10. Term and Termination

10.1 Term

This Agreement shall remain in full force and effect while you use the Services.

10.2 Termination by Customer

You may terminate this Agreement at any time by ceasing to use the Services, provided that all provisions of this Agreement which by their nature should survive termination shall survive termination, including, without limitation, ownership provisions, warranty disclaimers, indemnity, and limitations of liability.

10.3 Termination by Company

ByeGym may terminate this Agreement and your access to the Services at any time, without cause and without notice, which may result in the forfeiture and destruction of all information associated with your use of the Services.

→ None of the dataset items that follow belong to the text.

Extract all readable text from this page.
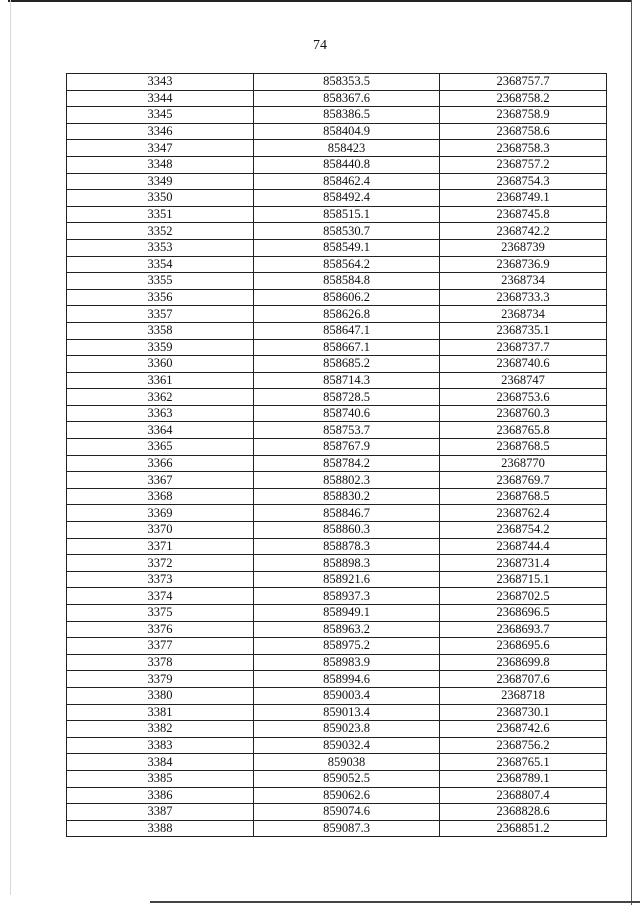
74
3343	858353.5	2368757.7
3344	858367.6	2368758.2
3345	858386.5	2368758.9
3346	858404.9	2368758.6
3347	858423	2368758.3
3348	858440.8	2368757.2
3349	858462.4	2368754.3
3350	858492.4	2368749.1
3351	858515.1	2368745.8
3352	858530.7	2368742.2
3353	858549.1	2368739
3354	858564.2	2368736.9
3355	858584.8	2368734
3356	858606.2	2368733.3
3357	858626.8	2368734
3358	858647.1	2368735.1
3359	858667.1	2368737.7
3360	858685.2	2368740.6
3361	858714.3	2368747
3362	858728.5	2368753.6
3363	858740.6	2368760.3
3364	858753.7	2368765.8
3365	858767.9	2368768.5
3366	858784.2	2368770
3367	858802.3	2368769.7
3368	858830.2	2368768.5
3369	858846.7	2368762.4
3370	858860.3	2368754.2
3371	858878.3	2368744.4
3372	858898.3	2368731.4
3373	858921.6	2368715.1
3374	858937.3	2368702.5
3375	858949.1	2368696.5
3376	858963.2	2368693.7
3377	858975.2	2368695.6
3378	858983.9	2368699.8
3379	858994.6	2368707.6
3380	859003.4	2368718
3381	859013.4	2368730.1
3382	859023.8	2368742.6
3383	859032.4	2368756.2
3384	859038	2368765.1
3385	859052.5	2368789.1
3386	859062.6	2368807.4
3387	859074.6	2368828.6
3388	859087.3	2368851.2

10.4 Effect of Termination

Upon termination of this Agreement for any reason, your right to use the Services will immediately cease, and ByeGym shall have no obligation to maintain any information stored in our database or to forward any information to you or any third party.

11. General Provisions

11.1 Entire Agreement

This Agreement constitutes the entire agreement between you and ByeGym regarding the use of the Services, superseding any prior agreements between you and ByeGym relating to your use of the Services.

11.2 Severability

If any provision of this Agreement is found to be unenforceable or invalid, that provision will be limited or eliminated to the minimum extent necessary so that this Agreement will otherwise remain in full force and effect and enforceable.

11.3 Waiver

The failure of ByeGym to exercise or enforce any right or provision of this Agreement shall not operate as a waiver of such right or provision.

11.4 Assignment

This Agreement is not assignable, transferable, or sublicensable by you except with ByeGym's prior written consent. ByeGym may assign, transfer, or delegate any of its rights and obligations under this Agreement without consent.

11.5 Force Majeure

ByeGym shall not be liable for any failure to perform its obligations under this Agreement where such failure results from any cause beyond ByeGym's reasonable control, including, but not limited to, mechanical, electronic, or communications failure or degradation.

11.6 Notices

Any notices or other communications provided by ByeGym under this Agreement, including those regarding modifications to this Agreement, will be given by posting to the Services and/or through other electronic communication.

11.7 No Agency

No agency, partnership, joint venture, or employment relationship is created as a result of this Agreement, and neither party has any authority of any kind to bind the other in any respect.

12. Contact Information

If you have any questions about this Agreement, please contact us at:

SAP Thumbprint Holdings, LLC

5540 Centerview Drive, Ste 204 PMB 40923

Raleigh, NC 27606

Email: [email protected]

Phone: +1 (704) 840-3398

Acknowledgment

BY CLICKING "I ACCEPT" OR USING OUR SERVICES, YOU ACKNOWLEDGE THAT YOU HAVE READ THIS AGREEMENT, UNDERSTAND IT, AND AGREE TO BE BOUND BY ITS TERMS AND CONDITIONS.

By continuing to use ByeGym, you acknowledge that you have read, understood, and agree to be bound by these Terms of Service.